Pour les avocats et les partisans de Succès Masra, il apparaît que la justice du Tchad éprouve des difficultés en matière d'indépendance et d'impartialité dans ce dossier.
L'activiste des droits humains Enock Mberbé, estime, lui, que la France, ayant joué un rôle clé dans l'accession au pouvoir deMahamat Idriss Déby Itno, est la seule capable de faire entendre raison à ce dernier.
"Ces avocats savent que les autorités tchadiennes ne peuvent écouter que le Maître. Je trouve logique leur démarche. Nous appelons les autorités à revenir à de meilleurs sentiments. En politique il n'y a que des adversaires, il n'y a pas d'ennemis. Aujourd'hui au sein même du parti au pouvoir certains appellent les autorités à de meilleurs sentiments. Ça ne sert à rien de continuer à garder l'ancien Premier ministre Succès Masra."
Silence de Paris ?
Mais pour l’analyste politique Docteur Yamingué Betinbaye, le silence de Paris sur ce dossier peut s'expliquer par la détérioration récente des relations entre la France et le Tchad.
"Cette interpellation s'est faite sans tenir compte des contextes actuels des relations diplomatiques entre le Tchad et la France.
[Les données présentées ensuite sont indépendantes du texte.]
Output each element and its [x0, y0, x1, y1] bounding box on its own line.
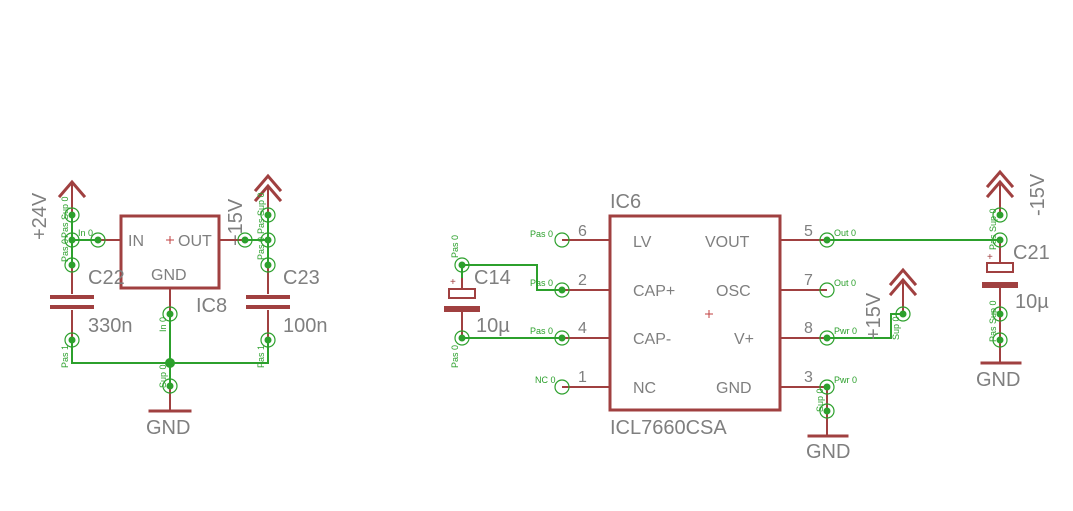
ic6-pin-gnd: GND: [716, 380, 752, 397]
supply-minus-15v: -15V: [985, 169, 1049, 216]
supply-15v-right-label: +15V: [863, 292, 885, 340]
ground-left: GND Sup 0: [146, 364, 192, 439]
ic8-pin-in-tag: In 0: [78, 228, 93, 238]
ic8-pin-gnd-tag: In 0: [158, 317, 168, 332]
pins-ic6: [454, 207, 1008, 419]
ic6-pin-osc: OSC: [716, 283, 751, 300]
ic6-pin-cap-plus: CAP+: [633, 283, 675, 300]
svg-text:+: +: [450, 277, 456, 288]
c21-pin-top: Pas Sup 0: [988, 208, 998, 250]
c21-pin-bottom: Pas Sup 0: [988, 300, 998, 342]
ic8-name: IC8: [196, 295, 227, 317]
ic8-pin-gnd: GND: [151, 267, 187, 284]
ic6-converter: IC6 ICL7660CSA LV CAP+ CAP- NC VOUT OSC …: [530, 191, 857, 439]
supply-24v-label: +24V: [29, 192, 51, 240]
c14-pin-bottom: Pas 0: [450, 345, 460, 368]
ic6-name: IC6: [610, 191, 641, 213]
ic6-pin-number-6: 6: [578, 223, 587, 240]
ground-right-label: GND: [976, 369, 1020, 391]
supply-24v: +24V: [29, 179, 87, 240]
supply-15v-left: +15V: [225, 173, 283, 246]
ic6-pin-number-5: 5: [804, 223, 813, 240]
ground-middle-label: GND: [806, 441, 850, 463]
c14-value: 10µ: [476, 315, 510, 337]
c23-pin-bottom: Pas 1: [256, 345, 266, 368]
ic6-pin-2-tag: Pas 0: [530, 278, 553, 288]
ic6-pin-4-tag: Pas 0: [530, 326, 553, 336]
capacitor-c21: + C21 10µ Pas Sup 0 Pas Sup 0: [982, 208, 1050, 362]
ground-middle: GND Sup 0: [806, 387, 850, 463]
ic6-pin-number-3: 3: [804, 369, 813, 386]
c22-name: C22: [88, 267, 125, 289]
ground-left-label: GND: [146, 417, 190, 439]
ic6-pin-vout: VOUT: [705, 234, 750, 251]
ground-middle-pin: Sup 0: [815, 388, 825, 412]
ic6-pin-7-tag: Out 0: [834, 278, 856, 288]
pins-left: [64, 207, 276, 394]
ic8-regulator: IN OUT GND IC8 In 0 In 0: [78, 214, 245, 332]
c22-pin-bottom: Pas 1: [60, 345, 70, 368]
ic6-pin-lv: LV: [633, 234, 652, 251]
ic8-pin-in: IN: [128, 233, 144, 250]
ic6-value: ICL7660CSA: [610, 417, 727, 439]
c22-pin-top: Pas 0: [60, 239, 70, 262]
ic6-pin-1-tag: NC 0: [535, 375, 556, 385]
c14-pin-top: Pas 0: [450, 235, 460, 258]
c22-value: 330n: [88, 315, 133, 337]
c23-value: 100n: [283, 315, 328, 337]
c23-pin-top: Pas 0: [256, 237, 266, 260]
ic6-pin-number-7: 7: [804, 272, 813, 289]
supply-15v-right-pin: Sup 0: [891, 316, 901, 340]
ic6-pin-5-tag: Out 0: [834, 228, 856, 238]
ic6-pin-number-8: 8: [804, 320, 813, 337]
ground-right: GND: [976, 340, 1022, 391]
supply-minus-15v-label: -15V: [1027, 173, 1049, 216]
ic6-pin-3-tag: Pwr 0: [834, 375, 857, 385]
ic6-pin-8-tag: Pwr 0: [834, 326, 857, 336]
ic8-pin-out: OUT: [178, 233, 212, 250]
capacitor-c14: + C14 10µ Pas 0 Pas 0: [444, 235, 511, 368]
c14-name: C14: [474, 267, 511, 289]
ic6-pin-nc: NC: [633, 380, 656, 397]
ic6-pin-number-2: 2: [578, 272, 587, 289]
ic6-pin-number-1: 1: [578, 369, 587, 386]
c23-name: C23: [283, 267, 320, 289]
c21-value: 10µ: [1015, 291, 1049, 313]
ic6-pin-cap-minus: CAP-: [633, 331, 671, 348]
ic6-pin-vplus: V+: [734, 331, 754, 348]
ic6-pin-number-4: 4: [578, 320, 587, 337]
capacitor-c23: C23 100n Pas 0 Pas 1 Pas Sup 0: [246, 192, 328, 368]
ground-left-pin: Sup 0: [158, 364, 168, 388]
c21-name: C21: [1013, 242, 1050, 264]
ic6-pin-6-tag: Pas 0: [530, 229, 553, 239]
svg-text:+: +: [987, 252, 993, 263]
supply-15v-right: +15V Sup 0: [863, 267, 918, 340]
C'est ce qui explique un peu cette sorte de réticence de la France et du Président Macron à donner une suite favorable à cette sollicitation des avocats de Succès Masra."
"Mais en même temps, poursuit l’analyste politique Docteur Yamingué Betinbaye, cette démarche des avocats de Succès Masra peut être comprise parce qu'aujourd'hui personne n'est dupe.Le dossier Succès Masra n'est pas un dossier judiciaire, c'est un dossier politique. Donc tous les efforts pour faire bouger les lignes seraient les bienvenus et je pense que c'est à ce titre que les avocats de Succès Masra ont entrepris cette démarche".
Bruno Fuchs, député français proche du pouvoir d’Emmanuel Macron estime Paris n'a pas croisé les bras sur ce dossier.
"Paris publiquement est silencieuse, Paris ne fait pas de pression. Je pense qu’on a demandé certainement des informations sur la situation de monsieur Masra. Je ne pense pas que Paris, en tout cas le gouvernement, ait fait une demande spécifique."
Le député du Modem rappelle que "la France est respectueuse du droit international, respectueuse du droit en général et du droit dans lequel chacun des pays s’est engagé".
Le 7 juillet dernier, la présidente de la commission des Affaires étrangères du Sénat américain, Jeanne Shaheen, avait également appelé à la libération de Succès Masra, soulignant que la situation était désormais suivie de près par les autorités américaines. Nous avons tenté, en vain, d'obtenir l’avis du ministre porte-parole du gouvernement tchadien, Gassim Chérif, sur ce sujet.